Randomized Controlled Trial of Periconceptional Multivitamin Supplementation on Structural Birth Defects and Pregnancy Outcomes, 1984-1994
Investigators: Andrew E. Czeizel
The Randomized Controlled Trial of Periconceptional Multivitamin Supplementation on Structural Birth Defects and Pregnancy Outcomes was conducted between 1984 and 1994 at the Family Planning Center in Budapest, Hungary. The study was conducted to test the preventive effect of periconceptional1 multivitamin supplementation on the first occurrence of neural tube defects and other congenital abnormalities. The study was a randomized double-blind controlled trial involving 4,862 informative offspring from 4,783 women. Women planning a pregnancy were randomly assigned to receive a single tablet of a vitamin supplement or a trace-element supplement daily for at least one month before conception and until the date of the second missed menstrual period or later. Up to four visits with study staff took place during the study. Pregnancy outcomes were evaluated prenatally, shortly after birth, and during a follow-up medical examination after the infants' 8th month of life.

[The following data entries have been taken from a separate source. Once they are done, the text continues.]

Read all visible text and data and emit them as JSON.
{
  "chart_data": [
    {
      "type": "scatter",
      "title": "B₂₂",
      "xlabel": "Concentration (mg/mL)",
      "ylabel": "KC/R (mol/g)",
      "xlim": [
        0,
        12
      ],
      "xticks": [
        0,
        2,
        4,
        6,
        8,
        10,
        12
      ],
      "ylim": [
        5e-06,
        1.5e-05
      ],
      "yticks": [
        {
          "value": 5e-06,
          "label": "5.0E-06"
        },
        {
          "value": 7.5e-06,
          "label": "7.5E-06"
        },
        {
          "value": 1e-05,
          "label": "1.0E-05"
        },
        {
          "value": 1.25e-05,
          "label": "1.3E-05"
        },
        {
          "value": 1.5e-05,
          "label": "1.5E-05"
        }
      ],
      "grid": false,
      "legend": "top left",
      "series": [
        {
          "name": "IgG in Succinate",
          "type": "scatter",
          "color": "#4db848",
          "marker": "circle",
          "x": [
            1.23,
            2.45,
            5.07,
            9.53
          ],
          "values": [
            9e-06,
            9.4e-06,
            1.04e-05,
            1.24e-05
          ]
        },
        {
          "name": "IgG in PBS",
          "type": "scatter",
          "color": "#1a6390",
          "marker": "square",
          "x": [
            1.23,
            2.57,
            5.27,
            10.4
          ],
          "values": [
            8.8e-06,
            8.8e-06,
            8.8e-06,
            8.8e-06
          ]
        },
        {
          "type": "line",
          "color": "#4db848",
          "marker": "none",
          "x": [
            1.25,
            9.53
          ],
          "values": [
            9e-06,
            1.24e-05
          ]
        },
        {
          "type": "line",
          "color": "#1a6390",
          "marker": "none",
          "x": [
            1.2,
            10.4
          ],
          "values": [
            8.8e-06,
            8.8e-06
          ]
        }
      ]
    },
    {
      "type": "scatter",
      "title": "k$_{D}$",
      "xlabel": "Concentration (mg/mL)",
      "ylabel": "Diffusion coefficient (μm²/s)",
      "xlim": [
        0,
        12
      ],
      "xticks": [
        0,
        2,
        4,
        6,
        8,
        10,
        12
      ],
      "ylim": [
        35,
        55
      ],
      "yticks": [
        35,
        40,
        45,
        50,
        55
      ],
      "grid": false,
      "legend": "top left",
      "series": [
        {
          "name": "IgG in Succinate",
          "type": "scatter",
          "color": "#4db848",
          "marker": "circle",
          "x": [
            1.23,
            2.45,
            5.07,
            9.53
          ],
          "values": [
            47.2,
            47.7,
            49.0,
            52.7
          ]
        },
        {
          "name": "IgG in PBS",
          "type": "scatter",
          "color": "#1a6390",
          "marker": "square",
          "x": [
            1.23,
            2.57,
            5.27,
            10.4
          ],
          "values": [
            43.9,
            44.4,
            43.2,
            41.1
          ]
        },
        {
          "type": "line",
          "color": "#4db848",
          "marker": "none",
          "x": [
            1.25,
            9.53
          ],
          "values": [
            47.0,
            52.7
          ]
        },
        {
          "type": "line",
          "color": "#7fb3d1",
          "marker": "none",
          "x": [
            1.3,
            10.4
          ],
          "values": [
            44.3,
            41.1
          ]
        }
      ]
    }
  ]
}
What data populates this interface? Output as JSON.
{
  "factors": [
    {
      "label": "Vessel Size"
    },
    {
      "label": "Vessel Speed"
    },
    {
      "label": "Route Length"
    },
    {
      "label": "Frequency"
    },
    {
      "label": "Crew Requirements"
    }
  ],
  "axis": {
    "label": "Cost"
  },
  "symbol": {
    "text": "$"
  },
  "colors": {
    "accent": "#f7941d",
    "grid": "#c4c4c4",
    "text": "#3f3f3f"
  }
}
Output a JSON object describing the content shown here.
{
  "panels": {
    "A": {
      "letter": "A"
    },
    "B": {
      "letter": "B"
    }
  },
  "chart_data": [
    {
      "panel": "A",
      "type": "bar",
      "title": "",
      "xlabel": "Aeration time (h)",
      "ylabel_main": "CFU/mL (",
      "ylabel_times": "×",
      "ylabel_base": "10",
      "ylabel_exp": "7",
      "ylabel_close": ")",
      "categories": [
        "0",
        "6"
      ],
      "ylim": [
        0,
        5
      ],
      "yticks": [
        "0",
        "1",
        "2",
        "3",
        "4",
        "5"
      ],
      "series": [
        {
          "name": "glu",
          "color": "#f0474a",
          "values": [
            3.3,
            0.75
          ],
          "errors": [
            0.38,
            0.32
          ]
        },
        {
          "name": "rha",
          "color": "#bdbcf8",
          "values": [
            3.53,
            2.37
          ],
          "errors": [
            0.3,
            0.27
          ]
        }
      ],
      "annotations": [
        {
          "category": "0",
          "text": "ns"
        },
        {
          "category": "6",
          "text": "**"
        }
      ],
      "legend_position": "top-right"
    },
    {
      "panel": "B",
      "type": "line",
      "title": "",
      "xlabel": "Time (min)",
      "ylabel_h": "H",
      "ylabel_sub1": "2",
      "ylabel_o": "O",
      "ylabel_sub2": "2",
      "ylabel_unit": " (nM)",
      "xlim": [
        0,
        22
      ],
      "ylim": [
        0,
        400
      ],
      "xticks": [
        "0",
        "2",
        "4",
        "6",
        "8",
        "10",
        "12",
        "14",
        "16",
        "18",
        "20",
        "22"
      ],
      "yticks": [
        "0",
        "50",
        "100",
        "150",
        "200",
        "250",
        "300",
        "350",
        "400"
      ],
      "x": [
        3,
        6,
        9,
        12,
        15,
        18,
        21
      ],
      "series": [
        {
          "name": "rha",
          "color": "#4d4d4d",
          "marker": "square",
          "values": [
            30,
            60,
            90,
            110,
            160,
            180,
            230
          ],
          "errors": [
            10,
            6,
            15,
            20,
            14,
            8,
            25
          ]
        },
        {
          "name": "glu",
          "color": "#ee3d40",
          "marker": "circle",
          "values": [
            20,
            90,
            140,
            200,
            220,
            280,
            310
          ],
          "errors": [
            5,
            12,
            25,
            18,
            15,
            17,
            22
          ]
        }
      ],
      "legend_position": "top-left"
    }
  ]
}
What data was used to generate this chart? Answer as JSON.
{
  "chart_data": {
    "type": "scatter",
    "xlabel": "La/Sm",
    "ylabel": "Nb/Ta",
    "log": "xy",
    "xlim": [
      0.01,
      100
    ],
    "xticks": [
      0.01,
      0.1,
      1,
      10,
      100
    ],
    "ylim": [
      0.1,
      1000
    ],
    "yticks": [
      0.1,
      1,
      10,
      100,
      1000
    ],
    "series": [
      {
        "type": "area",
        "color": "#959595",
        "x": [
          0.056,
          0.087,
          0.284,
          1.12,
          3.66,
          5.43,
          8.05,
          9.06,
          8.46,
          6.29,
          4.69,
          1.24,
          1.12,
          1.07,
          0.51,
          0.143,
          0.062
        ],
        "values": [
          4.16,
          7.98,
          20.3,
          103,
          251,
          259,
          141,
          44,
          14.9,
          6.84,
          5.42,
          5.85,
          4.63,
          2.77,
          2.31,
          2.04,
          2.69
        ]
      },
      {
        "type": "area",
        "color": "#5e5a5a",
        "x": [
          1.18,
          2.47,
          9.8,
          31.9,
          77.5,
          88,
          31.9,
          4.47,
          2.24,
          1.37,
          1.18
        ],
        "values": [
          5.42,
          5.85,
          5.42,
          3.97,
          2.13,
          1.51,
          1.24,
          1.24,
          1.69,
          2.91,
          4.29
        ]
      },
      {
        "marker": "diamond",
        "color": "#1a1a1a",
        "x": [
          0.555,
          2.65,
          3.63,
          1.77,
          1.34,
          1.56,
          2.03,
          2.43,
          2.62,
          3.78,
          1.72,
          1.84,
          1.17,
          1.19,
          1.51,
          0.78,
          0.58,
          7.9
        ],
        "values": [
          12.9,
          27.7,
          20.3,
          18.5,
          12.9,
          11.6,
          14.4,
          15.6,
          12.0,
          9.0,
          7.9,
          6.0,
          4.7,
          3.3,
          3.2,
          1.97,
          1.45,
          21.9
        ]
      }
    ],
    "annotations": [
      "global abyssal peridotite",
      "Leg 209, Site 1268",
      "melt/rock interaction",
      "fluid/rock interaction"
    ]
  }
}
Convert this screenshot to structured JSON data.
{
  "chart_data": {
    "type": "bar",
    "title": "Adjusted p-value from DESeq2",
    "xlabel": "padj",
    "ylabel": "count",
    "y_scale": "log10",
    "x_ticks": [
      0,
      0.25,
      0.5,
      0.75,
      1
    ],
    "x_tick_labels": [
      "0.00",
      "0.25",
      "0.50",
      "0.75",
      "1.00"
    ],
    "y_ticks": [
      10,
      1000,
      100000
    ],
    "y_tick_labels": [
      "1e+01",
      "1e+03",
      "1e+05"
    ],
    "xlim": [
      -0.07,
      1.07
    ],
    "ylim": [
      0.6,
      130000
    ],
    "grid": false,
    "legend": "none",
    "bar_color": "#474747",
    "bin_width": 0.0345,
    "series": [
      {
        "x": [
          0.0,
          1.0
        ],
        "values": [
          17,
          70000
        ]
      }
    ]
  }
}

Study of the Effectiveness and the Economic Feasibility of Bone-Setting, 1994-1995
Investigators: Heikki Hemmilä
A Study of the Effectiveness and the Economic Feasibility of Bone-Setting was conducted between 1994 and 1995 at the Folk Medicine Center in Kaustinen, Finland. The study was conducted to determine whether bone-setting (a form of traditional Finnish folk healing) or light exercise therapy could ease back pain and improve function better than ordinary physiotherapy. The study was a randomized, single-blind, clinical trial that lasted 6 weeks. 114 patients with prolonged back pain were randomly assigned to receive therapy involving bone-setting, a light exercise regimen, or physiotherapy. Patients received up to ten 1-hour treatment sessions during the 6 week treatment period. Patients were evaluated at the start of the study, at 6 weeks, 3 months, 6 months, and 12 months. The main outcomes include several measures of spinal mobility, muscular performance, and back pain. Secondary outcome measures include Oswestry disability scores, number of sick-leaves, number of visits to health centers, other types of therapy received for back pain, health care costs, and quality of life.
Use and Expenditure on Complementary Medicine in England: A Population Based Survey, 1998
Investigators: Kate Thomas, Jon Nicholl, Patricia Coleman, & Christian Stacey
Use and Expenditure on Complementary Medicine in England was a population-based, cross-sectional, mail survey of adults in England. The survey was conducted in 1998 by researchers at the Medical Centre Research Unit, School of Health and Related Research, University of Sheffield. The survey was conducted to generate reliable population-based estimates of use of practitioner-provided complementary therapies in England in 1998. A previously piloted mail questionnaire was sent to sample members. The survey collected information on lifetime use and use in the past 12 months of specific types of complementary therapies and over-the-counter remedies. Information was also collected on the most recent visit to a complementary therapy provider, including reason for visit, expenditures, insurance, and location of treatment.